The area of the region between the curves $y=\sqrt{\frac{1+\sin{x}}{\cos{x}}}$ and $y=\sqrt{\frac{1-\sin{x}}{\cos{x}}}$ bounded by the lines $x=0$ and $x=\frac{\pi}{4}$ is:
a) $\int_{0}^{\sqrt{2}-1}\frac{t}{(1+t^2)\sqrt{1-t^2}}dt$
b) $\int_{0}^{\sqrt{2}-1}\frac{4t}{(1+t^2)\sqrt{1-t^2}}dt$
c) $\int_{0}^{\sqrt{2}+1}\frac{4t}{(1+t^2)\sqrt{1-t^2}}dt$
d) $\int_{0}^{\sqrt{2}+1}\frac{t}{(1+t^2)\sqrt{1-t^2}}dt$
My Attempt:
So I started with,
$$\int_{0}^{\frac{\pi}{4}}\sqrt{\frac{1+\sin{x}}{\cos{x}}}-\sqrt{\frac{1-\sin{x}}{\cos{x}}}dx$$
$$\int_{0}^{\frac{\pi}{4}}\frac{2\sin{x}}{\sqrt{\cos{x}}(\sqrt{1+\sin{x}}+\sqrt{1-\sin{x}})}dx$$
Putting $\cos{x}=u$
$$\int_{1}^{\frac{1}{\sqrt{2}}}\frac{-2}{\sqrt{u}(\sqrt{1+\sqrt{1-u^2}}+\sqrt{1-\sqrt{1-u^2}})}du$$
Putting $u=\frac{1}{w}$ and further $w-1=t$,
I end up with,
$$\int_{0}^{\sqrt{2}-1}\frac{2}{(1+t)(\sqrt{(1+t)+\sqrt{(1+t)^2-1}})+(\sqrt{(1+t)-\sqrt{(1+t)^2-1}})}dt$$
But I am not able to reduce this to any of the given options?
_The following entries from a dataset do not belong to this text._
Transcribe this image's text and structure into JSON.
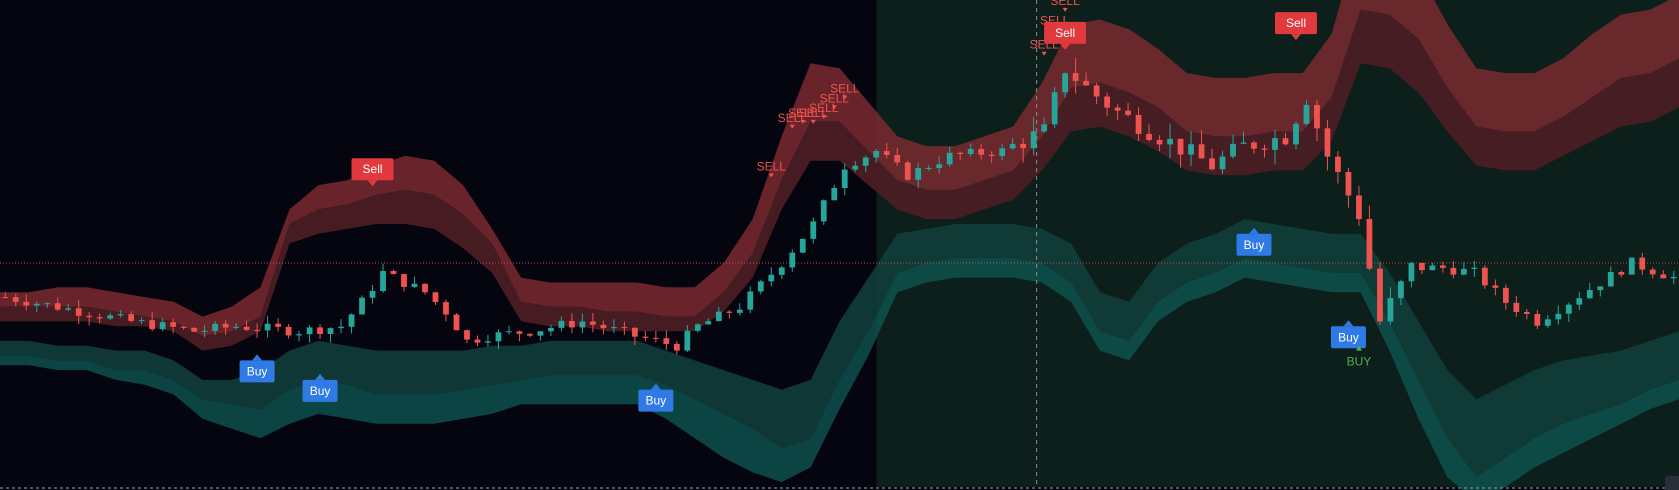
{
  "colors": {
    "background": "#05050f",
    "highlight_zone": "#0c1f1a",
    "candle_up": "#26a69a",
    "candle_down": "#ef5350",
    "upper_band_outer": "#7a2a2f",
    "upper_band_inner": "#4a1e24",
    "lower_band_inner": "#0f3d3a",
    "lower_band_outer": "#0e5a54",
    "sell_marker": "#e0393e",
    "buy_marker": "#2f7ae5",
    "sell_text": "#ef5350",
    "buy_text": "#4caf50",
    "price_line": "#ef5350",
    "crosshair": "#8a8f99"
  },
  "chart_data": {
    "type": "candlestick",
    "title": "",
    "xlabel": "",
    "ylabel": "",
    "grid": false,
    "legend": "none",
    "ylim": [
      0,
      100
    ],
    "candle_count": 160,
    "indicator_bands": {
      "upper_outer_top": [
        40,
        40,
        41,
        41,
        40,
        39,
        38,
        35,
        37,
        41,
        57,
        62,
        63,
        66,
        68,
        67,
        62,
        53,
        43,
        42,
        42,
        42,
        42,
        41,
        41,
        46,
        55,
        72,
        87,
        86,
        79,
        72,
        70,
        70,
        72,
        74,
        83,
        95,
        96,
        94,
        90,
        85,
        84,
        84,
        85,
        85,
        93,
        114,
        113,
        106,
        95,
        86,
        85,
        85,
        88,
        93,
        97,
        98,
        101
      ],
      "upper_outer_bottom": [
        37,
        37,
        37,
        37,
        36,
        35,
        34,
        31,
        32,
        35,
        54,
        57,
        58,
        60,
        61,
        60,
        56,
        50,
        38,
        37,
        37,
        36,
        36,
        35,
        35,
        40,
        48,
        63,
        75,
        75,
        69,
        63,
        61,
        61,
        63,
        65,
        72,
        82,
        83,
        81,
        78,
        73,
        72,
        72,
        73,
        73,
        80,
        98,
        97,
        92,
        82,
        74,
        73,
        73,
        76,
        80,
        84,
        85,
        88
      ],
      "upper_inner_bottom": [
        34,
        34,
        34,
        34,
        33,
        33,
        32,
        28,
        29,
        32,
        50,
        52,
        53,
        54,
        54,
        53,
        49,
        44,
        34,
        33,
        33,
        32,
        32,
        32,
        32,
        36,
        43,
        57,
        67,
        67,
        62,
        57,
        55,
        55,
        57,
        59,
        65,
        73,
        74,
        72,
        69,
        65,
        64,
        64,
        65,
        65,
        71,
        87,
        86,
        81,
        73,
        66,
        65,
        65,
        68,
        71,
        74,
        75,
        78
      ],
      "lower_inner_top": [
        30,
        30,
        29,
        29,
        28,
        28,
        26,
        22,
        22,
        24,
        28,
        30,
        29,
        28,
        28,
        28,
        28,
        29,
        29,
        30,
        30,
        30,
        30,
        28,
        26,
        24,
        22,
        20,
        22,
        34,
        43,
        52,
        53,
        54,
        54,
        54,
        53,
        50,
        40,
        38,
        46,
        50,
        52,
        55,
        54,
        53,
        52,
        52,
        44,
        34,
        24,
        18,
        21,
        24,
        26,
        27,
        28,
        30,
        32
      ],
      "lower_inner_bottom": [
        27,
        27,
        26,
        26,
        24,
        24,
        22,
        18,
        17,
        16,
        20,
        22,
        21,
        19,
        19,
        19,
        20,
        21,
        22,
        23,
        23,
        23,
        23,
        21,
        18,
        15,
        12,
        8,
        10,
        22,
        32,
        44,
        46,
        47,
        47,
        47,
        46,
        42,
        32,
        30,
        38,
        42,
        44,
        47,
        46,
        45,
        44,
        44,
        34,
        22,
        10,
        2,
        6,
        10,
        13,
        15,
        17,
        20,
        22
      ],
      "lower_outer_bottom": [
        25,
        25,
        24,
        24,
        22,
        21,
        19,
        14,
        12,
        10,
        13,
        15,
        14,
        13,
        13,
        13,
        14,
        15,
        17,
        17,
        17,
        17,
        17,
        14,
        10,
        6,
        3,
        1,
        4,
        16,
        27,
        40,
        42,
        43,
        43,
        43,
        42,
        38,
        28,
        26,
        34,
        38,
        40,
        43,
        42,
        41,
        40,
        40,
        28,
        14,
        2,
        -3,
        0,
        4,
        7,
        10,
        13,
        16,
        18
      ]
    },
    "price_line_y": 46,
    "crosshair_x_index": 98,
    "highlight_zone_start_index": 82,
    "signals": [
      {
        "label": "Sell",
        "kind": "sell-box",
        "index": 35,
        "y": 63
      },
      {
        "label": "Buy",
        "kind": "buy-box",
        "index": 24,
        "y": 26
      },
      {
        "label": "Buy",
        "kind": "buy-box",
        "index": 30,
        "y": 22
      },
      {
        "label": "Buy",
        "kind": "buy-box",
        "index": 62,
        "y": 20
      },
      {
        "label": "SELL",
        "kind": "sell-text",
        "index": 73,
        "y": 65
      },
      {
        "label": "SELL",
        "kind": "sell-text",
        "index": 75,
        "y": 75
      },
      {
        "label": "SELL",
        "kind": "sell-text",
        "index": 76,
        "y": 76
      },
      {
        "label": "SELL",
        "kind": "sell-text",
        "index": 77,
        "y": 76
      },
      {
        "label": "SELL",
        "kind": "sell-text",
        "index": 78,
        "y": 77
      },
      {
        "label": "SELL",
        "kind": "sell-text",
        "index": 79,
        "y": 79
      },
      {
        "label": "SELL",
        "kind": "sell-text",
        "index": 80,
        "y": 81
      },
      {
        "label": "SELL",
        "kind": "sell-text",
        "index": 99,
        "y": 90
      },
      {
        "label": "SELL",
        "kind": "sell-text",
        "index": 100,
        "y": 95
      },
      {
        "label": "SELL",
        "kind": "sell-text",
        "index": 101,
        "y": 99
      },
      {
        "label": "Sell",
        "kind": "sell-box",
        "index": 101,
        "y": 91
      },
      {
        "label": "Sell",
        "kind": "sell-box",
        "index": 123,
        "y": 93
      },
      {
        "label": "Buy",
        "kind": "buy-box",
        "index": 119,
        "y": 52
      },
      {
        "label": "Buy",
        "kind": "buy-box",
        "index": 128,
        "y": 33
      },
      {
        "label": "BUY",
        "kind": "buy-text",
        "index": 129,
        "y": 28
      }
    ]
  }
}
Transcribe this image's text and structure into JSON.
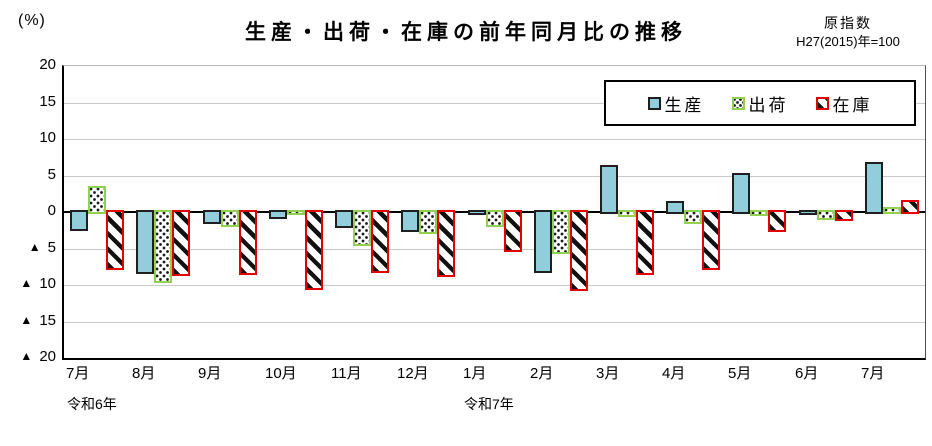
{
  "title": "生産・出荷・在庫の前年同月比の推移",
  "unit_label": "(%)",
  "index_note": {
    "line1": "原指数",
    "line2": "H27(2015)年=100"
  },
  "legend": {
    "position": "top-right-inside",
    "items": [
      {
        "label": "生産",
        "style": "solid-blue"
      },
      {
        "label": "出荷",
        "style": "dotted-green"
      },
      {
        "label": "在庫",
        "style": "hatched-red"
      }
    ]
  },
  "y_axis": {
    "max": 20,
    "min": -20,
    "step": 5,
    "negative_marker": "▲",
    "ticks": [
      {
        "marker": "",
        "label": "20"
      },
      {
        "marker": "",
        "label": "15"
      },
      {
        "marker": "",
        "label": "10"
      },
      {
        "marker": "",
        "label": "5"
      },
      {
        "marker": "",
        "label": "0"
      },
      {
        "marker": "▲",
        "label": "5"
      },
      {
        "marker": "▲",
        "label": "10"
      },
      {
        "marker": "▲",
        "label": "15"
      },
      {
        "marker": "▲",
        "label": "20"
      }
    ]
  },
  "x_axis": {
    "era_labels": [
      {
        "label": "令和6年",
        "month_index": 0
      },
      {
        "label": "令和7年",
        "month_index": 6
      }
    ]
  },
  "colors": {
    "production_fill": "#92cddc",
    "production_border": "#1f1f1f",
    "shipment_border": "#92d050",
    "inventory_border": "#e00000",
    "gridline": "#c9c9c9",
    "zero_line": "#000000"
  },
  "chart_data": {
    "type": "bar",
    "title": "生産・出荷・在庫の前年同月比の推移",
    "ylabel": "(%)",
    "ylim": [
      -20,
      20
    ],
    "ytick_step": 5,
    "grid": true,
    "legend_position": "top-right-inside",
    "categories": [
      "7月",
      "8月",
      "9月",
      "10月",
      "11月",
      "12月",
      "1月",
      "2月",
      "3月",
      "4月",
      "5月",
      "6月",
      "7月"
    ],
    "series": [
      {
        "name": "生産",
        "style": "solid",
        "values": [
          -2.6,
          -8.5,
          -1.7,
          -1.0,
          -2.2,
          -2.8,
          -0.4,
          -8.3,
          6.4,
          1.5,
          5.4,
          -0.3,
          6.8
        ]
      },
      {
        "name": "出荷",
        "style": "dotted",
        "values": [
          3.5,
          -9.7,
          -2.0,
          -0.3,
          -4.6,
          -3.0,
          -2.1,
          -5.7,
          -0.7,
          -1.7,
          -0.5,
          -1.1,
          0.7
        ]
      },
      {
        "name": "在庫",
        "style": "hatched",
        "values": [
          -7.9,
          -8.8,
          -8.6,
          -10.7,
          -8.4,
          -8.9,
          -5.5,
          -10.8,
          -8.6,
          -7.9,
          -2.7,
          -1.2,
          1.7
        ]
      }
    ]
  }
}
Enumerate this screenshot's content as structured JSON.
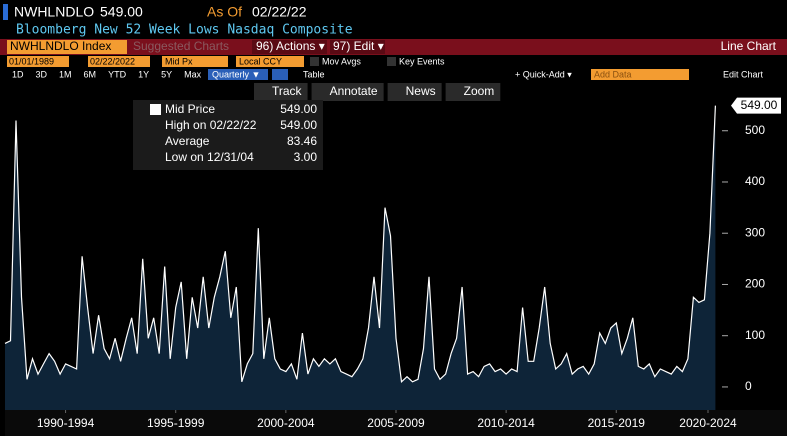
{
  "header": {
    "ticker": "NWHLNDLO",
    "price": "549.00",
    "as_of_label": "As Of",
    "as_of_date": "02/22/22",
    "subtitle": "Bloomberg New 52 Week Lows Nasdaq Composite"
  },
  "menu": {
    "security": "NWHLNDLO Index",
    "suggested": "Suggested Charts",
    "actions": "96) Actions ▾",
    "edit": "97) Edit ▾",
    "chart_kind": "Line Chart"
  },
  "settings": {
    "start": "01/01/1989",
    "end": "02/22/2022",
    "field": "Mid Px",
    "currency": "Local CCY",
    "mov_avgs": "Mov Avgs",
    "key_events": "Key Events"
  },
  "periods": [
    "1D",
    "3D",
    "1M",
    "6M",
    "YTD",
    "1Y",
    "5Y",
    "Max"
  ],
  "frequency": "Quarterly ▼",
  "table": "Table",
  "quick_add": "+ Quick-Add ▾",
  "add_data": "Add Data",
  "edit_chart": "Edit Chart",
  "tools": [
    "Track",
    "Annotate",
    "News",
    "Zoom"
  ],
  "legend": {
    "rows": [
      [
        "Mid Price",
        "549.00"
      ],
      [
        "High on 02/22/22",
        "549.00"
      ],
      [
        "Average",
        "83.46"
      ],
      [
        "Low on 12/31/04",
        "3.00"
      ]
    ]
  },
  "chart_data": {
    "type": "line",
    "color": "#ffffff",
    "x": [
      1989.75,
      1990,
      1990.25,
      1990.5,
      1990.75,
      1991,
      1991.25,
      1991.5,
      1991.75,
      1992,
      1992.25,
      1992.5,
      1992.75,
      1993,
      1993.25,
      1993.5,
      1993.75,
      1994,
      1994.25,
      1994.5,
      1994.75,
      1995,
      1995.25,
      1995.5,
      1995.75,
      1996,
      1996.25,
      1996.5,
      1996.75,
      1997,
      1997.25,
      1997.5,
      1997.75,
      1998,
      1998.25,
      1998.5,
      1998.75,
      1999,
      1999.25,
      1999.5,
      1999.75,
      2000,
      2000.25,
      2000.5,
      2000.75,
      2001,
      2001.25,
      2001.5,
      2001.75,
      2002,
      2002.25,
      2002.5,
      2002.75,
      2003,
      2003.25,
      2003.5,
      2003.75,
      2004,
      2004.25,
      2004.5,
      2004.75,
      2005,
      2005.25,
      2005.5,
      2005.75,
      2006,
      2006.25,
      2006.5,
      2006.75,
      2007,
      2007.25,
      2007.5,
      2007.75,
      2008,
      2008.25,
      2008.5,
      2008.75,
      2009,
      2009.25,
      2009.5,
      2009.75,
      2010,
      2010.25,
      2010.5,
      2010.75,
      2011,
      2011.25,
      2011.5,
      2011.75,
      2012,
      2012.25,
      2012.5,
      2012.75,
      2013,
      2013.25,
      2013.5,
      2013.75,
      2014,
      2014.25,
      2014.5,
      2014.75,
      2015,
      2015.25,
      2015.5,
      2015.75,
      2016,
      2016.25,
      2016.5,
      2016.75,
      2017,
      2017.25,
      2017.5,
      2017.75,
      2018,
      2018.25,
      2018.5,
      2018.75,
      2019,
      2019.25,
      2019.5,
      2019.75,
      2020,
      2020.25,
      2020.5,
      2020.75,
      2021,
      2021.25,
      2021.5,
      2021.75,
      2022
    ],
    "values": [
      85,
      90,
      520,
      175,
      15,
      55,
      25,
      45,
      65,
      50,
      25,
      45,
      40,
      35,
      255,
      155,
      65,
      140,
      75,
      55,
      95,
      50,
      95,
      135,
      65,
      250,
      95,
      135,
      65,
      235,
      55,
      155,
      205,
      55,
      175,
      115,
      215,
      115,
      175,
      215,
      265,
      135,
      195,
      10,
      45,
      65,
      310,
      55,
      135,
      55,
      35,
      30,
      45,
      15,
      105,
      25,
      55,
      40,
      55,
      45,
      55,
      30,
      25,
      20,
      35,
      55,
      115,
      215,
      115,
      350,
      295,
      95,
      10,
      20,
      10,
      15,
      75,
      215,
      35,
      15,
      25,
      65,
      95,
      195,
      25,
      30,
      20,
      40,
      45,
      30,
      35,
      25,
      35,
      30,
      155,
      50,
      50,
      115,
      195,
      85,
      35,
      45,
      65,
      25,
      35,
      40,
      25,
      45,
      105,
      85,
      115,
      125,
      65,
      95,
      135,
      40,
      35,
      45,
      20,
      35,
      30,
      25,
      40,
      30,
      55,
      175,
      165,
      170,
      300,
      549
    ],
    "last_value_label": "549.00",
    "xlim": [
      1989.75,
      2022.3
    ],
    "xticks": [
      {
        "value": 1992.5,
        "label": "1990-1994"
      },
      {
        "value": 1997.5,
        "label": "1995-1999"
      },
      {
        "value": 2002.5,
        "label": "2000-2004"
      },
      {
        "value": 2007.5,
        "label": "2005-2009"
      },
      {
        "value": 2012.5,
        "label": "2010-2014"
      },
      {
        "value": 2017.5,
        "label": "2015-2019"
      },
      {
        "value": 2022.5,
        "label": "2020-2024"
      }
    ],
    "ylim": [
      -45,
      560
    ],
    "yticks": [
      0,
      100,
      200,
      300,
      400,
      500
    ]
  }
}
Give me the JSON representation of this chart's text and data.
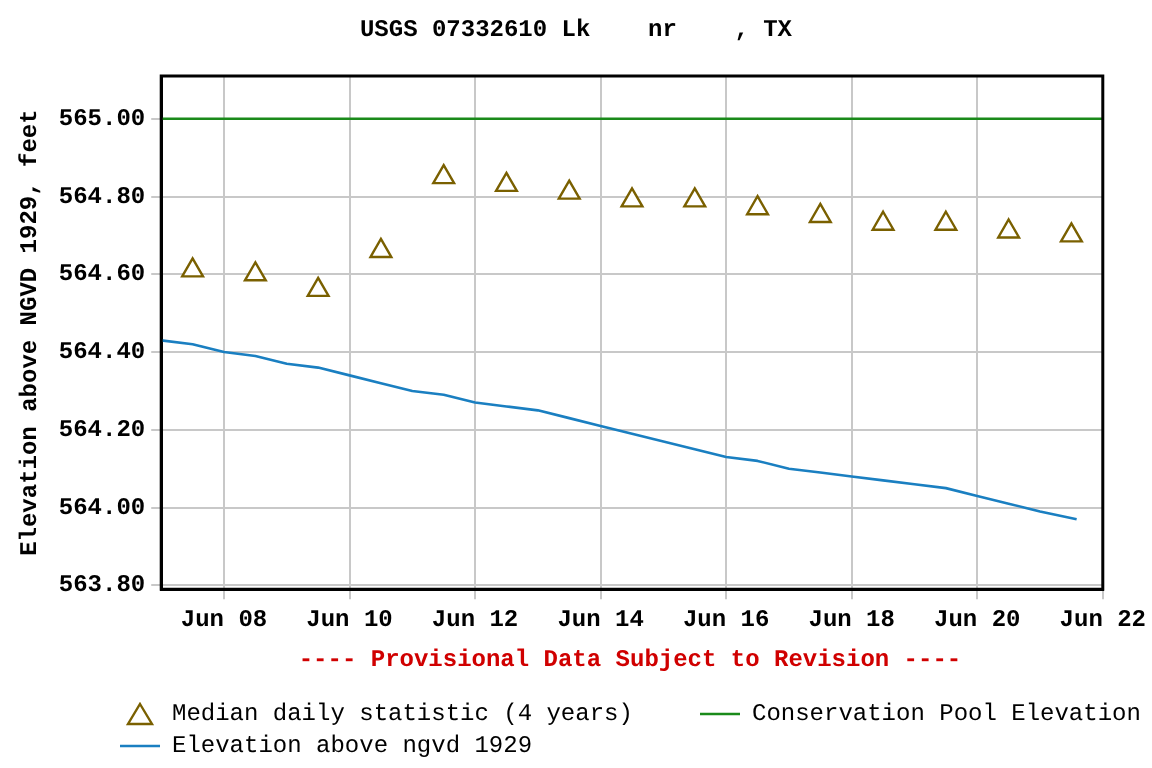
{
  "chart_data": {
    "type": "line",
    "title": "USGS 07332610 Lk    nr    , TX",
    "ylabel": "Elevation above NGVD 1929, feet",
    "annotations": [
      "---- Provisional Data Subject to Revision ----"
    ],
    "xlim": [
      "--06-07",
      "--06-22"
    ],
    "xticks": [
      {
        "value": "--06-08",
        "label": "Jun 08"
      },
      {
        "value": "--06-10",
        "label": "Jun 10"
      },
      {
        "value": "--06-12",
        "label": "Jun 12"
      },
      {
        "value": "--06-14",
        "label": "Jun 14"
      },
      {
        "value": "--06-16",
        "label": "Jun 16"
      },
      {
        "value": "--06-18",
        "label": "Jun 18"
      },
      {
        "value": "--06-20",
        "label": "Jun 20"
      },
      {
        "value": "--06-22",
        "label": "Jun 22"
      }
    ],
    "ylim": [
      563.79,
      565.11
    ],
    "yticks": [
      {
        "value": 563.8,
        "label": "563.80"
      },
      {
        "value": 564.0,
        "label": "564.00"
      },
      {
        "value": 564.2,
        "label": "564.20"
      },
      {
        "value": 564.4,
        "label": "564.40"
      },
      {
        "value": 564.6,
        "label": "564.60"
      },
      {
        "value": 564.8,
        "label": "564.80"
      },
      {
        "value": 565.0,
        "label": "565.00"
      }
    ],
    "grid": true,
    "legend": "bottom",
    "series": [
      {
        "name": "Median daily statistic (4 years)",
        "type": "scatter",
        "marker": "triangle",
        "color": "#7a6000",
        "x": [
          "--06-07T12:00",
          "--06-08T12:00",
          "--06-09T12:00",
          "--06-10T12:00",
          "--06-11T12:00",
          "--06-12T12:00",
          "--06-13T12:00",
          "--06-14T12:00",
          "--06-15T12:00",
          "--06-16T12:00",
          "--06-17T12:00",
          "--06-18T12:00",
          "--06-19T12:00",
          "--06-20T12:00",
          "--06-21T12:00"
        ],
        "values": [
          564.61,
          564.6,
          564.56,
          564.66,
          564.85,
          564.83,
          564.81,
          564.79,
          564.79,
          564.77,
          564.75,
          564.73,
          564.73,
          564.71,
          564.7
        ]
      },
      {
        "name": "Elevation above ngvd 1929",
        "marker": "none",
        "line_style": "solid",
        "color": "#1a7fc1",
        "x": [
          "--06-07T00:00",
          "--06-07T12:00",
          "--06-08T00:00",
          "--06-08T12:00",
          "--06-09T00:00",
          "--06-09T12:00",
          "--06-10T00:00",
          "--06-10T12:00",
          "--06-11T00:00",
          "--06-11T12:00",
          "--06-12T00:00",
          "--06-12T12:00",
          "--06-13T00:00",
          "--06-13T12:00",
          "--06-14T00:00",
          "--06-14T12:00",
          "--06-15T00:00",
          "--06-15T12:00",
          "--06-16T00:00",
          "--06-16T12:00",
          "--06-17T00:00",
          "--06-17T12:00",
          "--06-18T00:00",
          "--06-18T12:00",
          "--06-19T00:00",
          "--06-19T12:00",
          "--06-20T00:00",
          "--06-20T12:00",
          "--06-21T00:00",
          "--06-21T14:00"
        ],
        "values": [
          564.43,
          564.42,
          564.4,
          564.39,
          564.37,
          564.36,
          564.34,
          564.32,
          564.3,
          564.29,
          564.27,
          564.26,
          564.25,
          564.23,
          564.21,
          564.19,
          564.17,
          564.15,
          564.13,
          564.12,
          564.1,
          564.09,
          564.08,
          564.07,
          564.06,
          564.05,
          564.03,
          564.01,
          563.99,
          563.97
        ]
      }
    ],
    "ref_lines": [
      {
        "axis": "y",
        "value": 565.0,
        "label": "Conservation Pool Elevation",
        "color": "#1a8a1a",
        "line_style": "solid"
      }
    ]
  }
}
Am I miscalculating something or this is reducible?
Any hints would be helpful.
Thank you.
HINT
We could use Tangent half-angle substitution to obtain
$$\sin x=\frac{2t}{1+t^2}\quad \cos x=\frac{1-t^2}{1+t^2}\quad t=\tan \frac x 2 \implies dt=\frac12(1+t^2)dx$$
then
$$\int_{0}^{\frac{\pi}{4}}\sqrt{\frac{1+\sin{x}}{\cos{x}}}-\sqrt{\frac{1-\sin{x}}{\cos{x}}}dx=\int_0^{\sqrt2 -1} \left(\sqrt{\frac{(1+t)^2}{1-t^2}}-\sqrt{\frac{(1-t)^2}{1-t^2}}\right)\frac2{1+t^2}dt=\ldots$$